Unfortunately, when it comes to the data, we don’t have a lot of variation to sort out these factors. Coaches don’t usually leave their team in the middle of the season. I think there is some anecdotal evidence that coaching absences hurt a team. Connecticut struggled at times when Jim Calhoun was missing because of health issues. (And when Louisville’s defense was historically bad last year, I wondered how much of that was because Pitino was mentally checked out with the Karen Sypher situation.)
Perhaps most relevant this season, Rick Majerus somehow cut his leg during the Bowling Green game and missed the next three games with a leg infection. St. Louis lost all three games without Majerus on the sideline. Based on the quality of opponents, the Sagarin Predictor method says St. Louis should have lost those three games by a total of 27 points. But St. Louis was defeated by 36 points in those 3 games, or about 3 points more per game than we should have expected.
Was Rick Majerus really worth 3 points a game? That number seems a little high. Although I cannot find the citation online, I think the top coaches tend to be worth about 2 points in the Vegas lines.
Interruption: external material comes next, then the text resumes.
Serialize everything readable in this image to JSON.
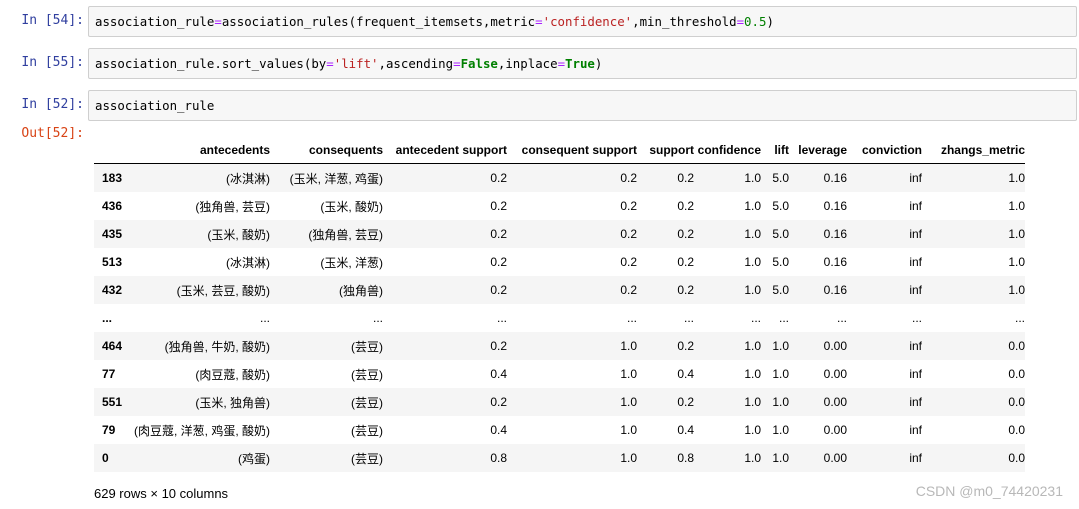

Will Bruce Pearl make that big a difference when he returns to the sideline? I’d assume he is worth a little less than a point a game. But over the course of the season, when lots of games come down to the wire, you never know when that extra something will be the difference between winning and losing. And in an SEC East, where no team is under .500, every win means a lot.
Unintentional Comedy
Note to self: Learn how to take screen-shots. If anyone can send me a screenshot or youtube link of Stacey and Ray Paine, (10:41 to go in the Kansas - Missouri game), this item will be much more amusing.
DLHanner@gmail.com
But the Paines are not the subject of this header. After a commercial break, we had this exchange.
Brent Musberger, "I can't believe, especially given that his dad is in the basketball business, that Larry Drew would just walk out on North Carolina in the middle of the season. To walk out on a team like that, I'm surprised the young man would act that way."
Bob Knight - No Response
Hmm, recalling the Texas Tech situation? You just cannot make this stuff up.